Personal information
- Born: 8 July 1999 (age 26)

Team information
- Current team: Hess Cycling Team
- Role: Rider

Amateur team
- 2025–: Hess Cycling Team

Professional team
- 2023–2024: Team DSM

Medal record
Women's track cycling
Representing Australia
Commonwealth Games
| Gold medal – first place | 2022 Birmingham | Team pursuit |
| Silver medal – second place | 2022 Birmingham | Individual pursuit |

= Maeve Plouffe =

Australian cyclist (born 1999)

Maeve Plouffe (born 8 July 1999) is an Australian professional racing cyclist for Hess Cycling Team. She was selected on the Australian women's track endurance squad for the 2020 Summer Olympics and the 2024 Summer Olympics. She is the current Australian record holder for both the Team Pursuit and the 3000m Individual Pursuit, in which she was the third woman in history to break the 3:20 barrier. At the 2022 Commonwealth Games, Plouffe won the gold medal in the women's team pursuit event alongside Sophie Edwards, Chloe Moran and Georgia Baker, setting a games record time of 4:14.06. In the same year, she also won a silver medal in the Individual pursuit.

==Early cycling career==
Plouffe was introduced to track cycling by a South Australian Sports Institute talent identification program from a background of swimming and surf life saving. She exhibited an early aptitude for the road time trial, winning the event as an U17 in her first year competing at the Australian Junior Road National Championships and again as an U19 in the Oceania Road Cycling Championships. Maeve made her international debut in the 2017 UCI Junior Track Cycling World Championships.

==Elite career==
Plouffe made her international elite debut at nineteen years of age in the opening round of the 2018–19 UCI Track Cycling World Cup women's points race in Saint-Quentin-en-Yvelines, France. She represented Australia again at the UCI Track Cycling World Cup in Hong Kong, before returning to Australia to win three elite Australian Championship titles in the individual pursuit, team pursuit and madison. In the 2020 season Maeve Plouffe became Oceania champion in the scratch race and won two silver and two bronze medals. Only three months prior to the championships, she underwent an operation on her wrist as a result of a fall in a street race in Belgium. In the 2019–20 UCI Track Cycling World Cup season, Maeve's team won a silver medal and set a new Australian record in the women's team pursuit in Cambridge, New Zealand, before winning a gold medal in the women's team pursuit in Brisbane, Australia. Her performances gained her selection for the UCI Track World Championships in Berlin, where she rode in the women's team pursuit event and the women's individual pursuit event. The team consisting of Ashlee Ankudinoff, Georgia Baker, Annette Edmondson, Alexandra Manly, Maeve Plouffe finished fifth.

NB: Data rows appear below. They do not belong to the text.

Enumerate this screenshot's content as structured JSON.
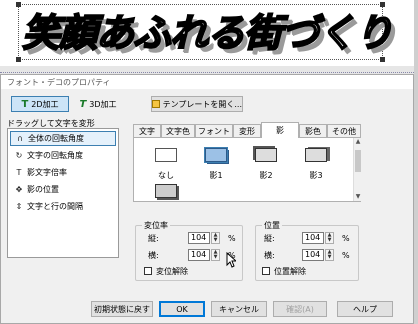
{
  "banner": {
    "title": "笑顔あふれる街づくり"
  },
  "dialog": {
    "title": "フォント・デコのプロパティ",
    "mode_buttons": {
      "two_d": "2D加工",
      "three_d": "3D加工"
    },
    "template_button": "テンプレートを開く...",
    "drag_label": "ドラッグして文字を変形",
    "left_panel": [
      {
        "icon": "rotate-all-icon",
        "label": "全体の回転角度"
      },
      {
        "icon": "rotate-char-icon",
        "label": "文字の回転角度"
      },
      {
        "icon": "shadow-scale-icon",
        "label": "影文字倍率"
      },
      {
        "icon": "shadow-position-icon",
        "label": "影の位置"
      },
      {
        "icon": "spacing-icon",
        "label": "文字と行の間隔"
      }
    ],
    "tabs": [
      "文字",
      "文字色",
      "フォント",
      "変形",
      "影",
      "影色",
      "その他"
    ],
    "active_tab": "影",
    "shadow_options": [
      "なし",
      "影1",
      "影2",
      "影3",
      ""
    ],
    "scale_group": {
      "title": "変位率",
      "vertical_label": "縦:",
      "vertical_value": "104",
      "horizontal_label": "横:",
      "horizontal_value": "104",
      "unit": "%",
      "unlink_label": "変位解除"
    },
    "position_group": {
      "title": "位置",
      "vertical_label": "縦:",
      "vertical_value": "104",
      "horizontal_label": "横:",
      "horizontal_value": "104",
      "unit": "%",
      "unlink_label": "位置解除"
    },
    "footer": {
      "reset": "初期状態に戻す",
      "ok": "OK",
      "cancel": "キャンセル",
      "confirm": "確認(A)",
      "help": "ヘルプ"
    }
  },
  "colors": {
    "accent": "#0078d7",
    "selected_bg": "#cce4f7",
    "icon_green": "#1a7a2a"
  }
}
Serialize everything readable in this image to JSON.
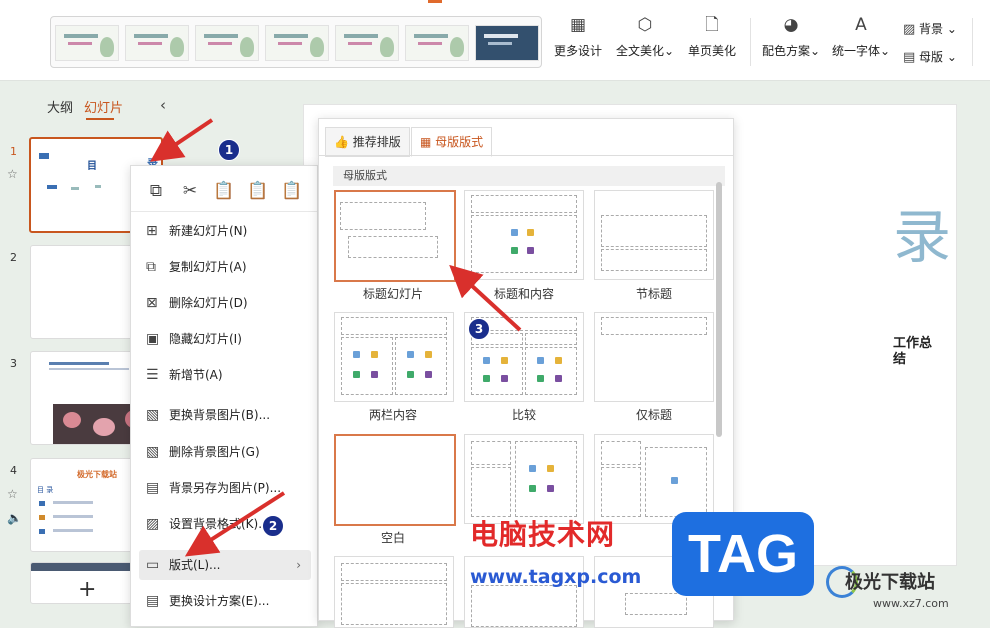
{
  "ribbon": {
    "gallery_count": 7,
    "buttons": [
      {
        "label": "更多设计",
        "icon": "grid-icon"
      },
      {
        "label": "全文美化",
        "icon": "cube-icon"
      },
      {
        "label": "单页美化",
        "icon": "page-sparkle-icon"
      },
      {
        "label": "配色方案",
        "icon": "palette-icon"
      },
      {
        "label": "统一字体",
        "icon": "font-icon"
      }
    ],
    "small_buttons": [
      {
        "label": "背景",
        "icon": "background-icon"
      },
      {
        "label": "母版",
        "icon": "master-icon"
      }
    ]
  },
  "left_panel": {
    "tabs": [
      "大纲",
      "幻灯片"
    ],
    "active_tab": "幻灯片",
    "collapse_glyph": "‹",
    "slides": [
      {
        "num": "1",
        "thumb_title": "目",
        "thumb_char": "录"
      },
      {
        "num": "2"
      },
      {
        "num": "3"
      },
      {
        "num": "4",
        "thumb_title": "极光下载站",
        "thumb_sub": "目 录"
      }
    ],
    "add_glyph": "+"
  },
  "canvas": {
    "big_char": "录",
    "title": "工作总结"
  },
  "context_menu": {
    "top_icons": [
      "copy-icon",
      "cut-icon",
      "paste-icon",
      "paste-text-icon",
      "paste-special-icon"
    ],
    "items": [
      {
        "label": "新建幻灯片(N)",
        "icon": "new-slide-icon"
      },
      {
        "label": "复制幻灯片(A)",
        "icon": "duplicate-slide-icon"
      },
      {
        "label": "删除幻灯片(D)",
        "icon": "delete-slide-icon"
      },
      {
        "label": "隐藏幻灯片(I)",
        "icon": "hide-slide-icon"
      },
      {
        "label": "新增节(A)",
        "icon": "new-section-icon"
      },
      {
        "label": "更换背景图片(B)...",
        "icon": "change-bg-icon"
      },
      {
        "label": "删除背景图片(G)",
        "icon": "delete-bg-icon"
      },
      {
        "label": "背景另存为图片(P)...",
        "icon": "save-bg-icon"
      },
      {
        "label": "设置背景格式(K)...",
        "icon": "bg-format-icon"
      },
      {
        "label": "版式(L)...",
        "icon": "layout-icon",
        "highlighted": true
      },
      {
        "label": "更换设计方案(E)...",
        "icon": "design-scheme-icon"
      }
    ]
  },
  "layout_panel": {
    "tabs": [
      "推荐排版",
      "母版版式"
    ],
    "active_tab": "母版版式",
    "section_title": "母版版式",
    "layouts": [
      "标题幻灯片",
      "标题和内容",
      "节标题",
      "两栏内容",
      "比较",
      "仅标题",
      "空白",
      "",
      ""
    ],
    "selected_layout": "标题幻灯片"
  },
  "annotations": [
    "1",
    "2",
    "3"
  ],
  "watermark": {
    "cn": "电脑技术网",
    "url": "www.tagxp.com",
    "tag": "TAG",
    "brand": "极光下载站",
    "brand_url": "www.xz7.com"
  },
  "colors": {
    "accent": "#c8561e",
    "arrow": "#d9302c",
    "badge": "#1a2e8c",
    "tag_blue": "#1e6fe0"
  }
}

Plouffe was the youngest member of the women’s cycling team at her Olympic debut in Tokyo in 2021 where she was a member of the team pursuit squad that finished fifth. In 2022, she won gold in the Individual Pursuit at the UCI Track Nations Cup in Milton. At the 2022 Commonwealth Games, Plouffe won the gold medal in the Team Pursuit and silver in the Individual Pursuit, setting Commonwealth Games records in the process. After a successful season on both the track and road, including being named Australian Track Cyclist of the Year, she went on to race in the UCI Women's World Tour with Team DSM in 2023 and 2024. In 2024 Plouffe raced at her second Olympic Games in Paris.

==Personal life==
In 2020, Plouffe was studying a double degree in law and science, with double majors in marine biology and ecology at the University of Adelaide.